I’m one of those cro magnons that still (mostly) watch movies from physical discs. But on Linux! So I have to rip everything with makemkv first… which sounds like a big chore, but isn’t — I’ve got a very efficient setup with several bluray players that can rip in parallel. It’s just kinda part of my routine while watching other things to swap discs and enter some commands now and then. I’ve been doing this for decades…

But!

Last year the USB bus started panic()king when inserting new discs from Criterion!

Now, of course, DVDs and blurays have “copy protection” and stuff apparently designed to make it impossible for people like me to watch the movies I’ve paid for, but it’s a solved problem, and I didn’t think the people who made discs these days bothered to innovate further. I mean, what’s the point? Why develop new “copy protection” schemes at this point, when the market is so small?

But apparently the people Criterion use for mastering their discs have innovated — inserting one of their discs into the drives above there freezes the USB bus and requires me to reboot the machine.

Not fun!

As a workaround, using this slim-line bluray drive was fine — but it’s much slower than the drives I was using (BD-RE ASUS BW-16D1HT, they’re called), and besides, it was annoying to have to remember to not insert any Criterion discs into the Asus drives.

So: Debugging time. But was the problem the drives or the USB adapters?

The Asus drives are SATA drives, and I was using these USB adapters from ST Labs to connect to the computer. (And the adapter has to be powered, because these drives are really internal drives, and use a lot of power.) It’s possible that the Criterion discs were confusing the drives so much that they emitted USB responses that crashed the bus, but I thought it was vaguely more likely that the problem was with the adapters?

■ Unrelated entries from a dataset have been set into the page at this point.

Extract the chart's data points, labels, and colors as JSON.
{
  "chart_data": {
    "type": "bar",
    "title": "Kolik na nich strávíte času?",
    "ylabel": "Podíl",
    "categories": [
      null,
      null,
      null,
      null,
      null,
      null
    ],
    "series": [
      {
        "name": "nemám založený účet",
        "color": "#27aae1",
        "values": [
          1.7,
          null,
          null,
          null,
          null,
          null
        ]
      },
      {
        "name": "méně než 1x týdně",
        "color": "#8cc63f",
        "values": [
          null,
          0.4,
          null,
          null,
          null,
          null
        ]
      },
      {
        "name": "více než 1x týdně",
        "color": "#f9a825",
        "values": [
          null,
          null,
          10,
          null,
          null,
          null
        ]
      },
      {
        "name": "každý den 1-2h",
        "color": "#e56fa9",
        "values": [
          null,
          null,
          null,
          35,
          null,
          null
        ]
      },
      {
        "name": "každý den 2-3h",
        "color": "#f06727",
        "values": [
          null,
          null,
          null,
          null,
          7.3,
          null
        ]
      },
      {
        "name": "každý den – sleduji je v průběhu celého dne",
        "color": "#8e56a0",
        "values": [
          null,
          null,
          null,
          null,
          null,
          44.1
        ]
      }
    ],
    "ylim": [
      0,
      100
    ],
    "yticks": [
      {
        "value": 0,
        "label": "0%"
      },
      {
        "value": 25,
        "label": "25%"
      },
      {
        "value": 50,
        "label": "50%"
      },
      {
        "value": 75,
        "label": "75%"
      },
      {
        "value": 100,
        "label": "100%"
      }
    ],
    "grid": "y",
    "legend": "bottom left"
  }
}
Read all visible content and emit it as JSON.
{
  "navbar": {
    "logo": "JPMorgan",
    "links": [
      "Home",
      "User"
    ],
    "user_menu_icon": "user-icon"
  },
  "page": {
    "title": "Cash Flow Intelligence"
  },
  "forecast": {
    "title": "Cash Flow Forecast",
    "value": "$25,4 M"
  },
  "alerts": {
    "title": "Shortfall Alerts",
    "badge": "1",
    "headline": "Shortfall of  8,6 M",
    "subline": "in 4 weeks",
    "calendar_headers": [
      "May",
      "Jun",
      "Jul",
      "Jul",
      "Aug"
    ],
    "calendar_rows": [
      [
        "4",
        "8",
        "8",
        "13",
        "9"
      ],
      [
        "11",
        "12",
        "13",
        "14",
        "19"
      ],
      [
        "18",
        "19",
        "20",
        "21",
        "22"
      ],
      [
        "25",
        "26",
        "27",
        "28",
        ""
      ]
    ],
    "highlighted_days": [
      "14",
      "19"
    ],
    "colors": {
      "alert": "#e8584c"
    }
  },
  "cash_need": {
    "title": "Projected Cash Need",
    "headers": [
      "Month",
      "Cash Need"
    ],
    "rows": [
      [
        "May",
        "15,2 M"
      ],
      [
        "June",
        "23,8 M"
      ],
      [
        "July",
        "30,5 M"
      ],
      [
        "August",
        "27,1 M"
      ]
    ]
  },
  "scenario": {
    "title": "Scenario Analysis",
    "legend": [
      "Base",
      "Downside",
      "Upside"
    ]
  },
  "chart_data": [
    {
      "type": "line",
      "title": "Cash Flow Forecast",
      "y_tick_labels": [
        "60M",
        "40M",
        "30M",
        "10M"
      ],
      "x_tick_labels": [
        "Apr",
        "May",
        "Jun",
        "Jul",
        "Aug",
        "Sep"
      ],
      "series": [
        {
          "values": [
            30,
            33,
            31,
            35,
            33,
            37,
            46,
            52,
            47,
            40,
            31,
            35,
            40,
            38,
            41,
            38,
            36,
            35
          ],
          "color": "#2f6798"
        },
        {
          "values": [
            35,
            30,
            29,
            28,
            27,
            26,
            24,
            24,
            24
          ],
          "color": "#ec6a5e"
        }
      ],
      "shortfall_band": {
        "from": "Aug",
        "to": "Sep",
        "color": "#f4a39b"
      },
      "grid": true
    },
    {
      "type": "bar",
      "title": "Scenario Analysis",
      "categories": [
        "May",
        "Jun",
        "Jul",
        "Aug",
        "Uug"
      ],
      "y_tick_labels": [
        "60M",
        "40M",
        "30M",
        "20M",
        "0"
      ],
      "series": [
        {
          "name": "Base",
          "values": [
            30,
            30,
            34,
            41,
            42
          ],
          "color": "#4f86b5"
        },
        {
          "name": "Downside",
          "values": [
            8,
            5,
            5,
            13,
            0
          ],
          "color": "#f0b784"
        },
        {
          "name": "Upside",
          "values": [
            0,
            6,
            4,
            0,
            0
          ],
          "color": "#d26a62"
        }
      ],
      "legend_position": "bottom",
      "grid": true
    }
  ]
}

Possibly?

So I bought new adapters from StarTech, and… They didn’t work at all, because they only support actual hard disks and not optical (“ATAPI”, I guess?) devices: They didn’t find the devices at all.

So I ordered Inateck USB 3.0 zu SATA Konverter Adapter für 2.5 / 3.5 Zoll Laufwerke HDD SSD mit 12V 2A Netzteil from Germany, because they claimed it supports everything.

And…

Works perfectly!

And I can now rip Criterion disks with the Asus drives again.

So there you go — if you’re one of the other final three remaining people on Earth that 1) buys optical discs 2) from Criterion and want to 3) watch them on 4) Linux using 5) Asus drives, you now know where to buy 6) USB 3 adapters.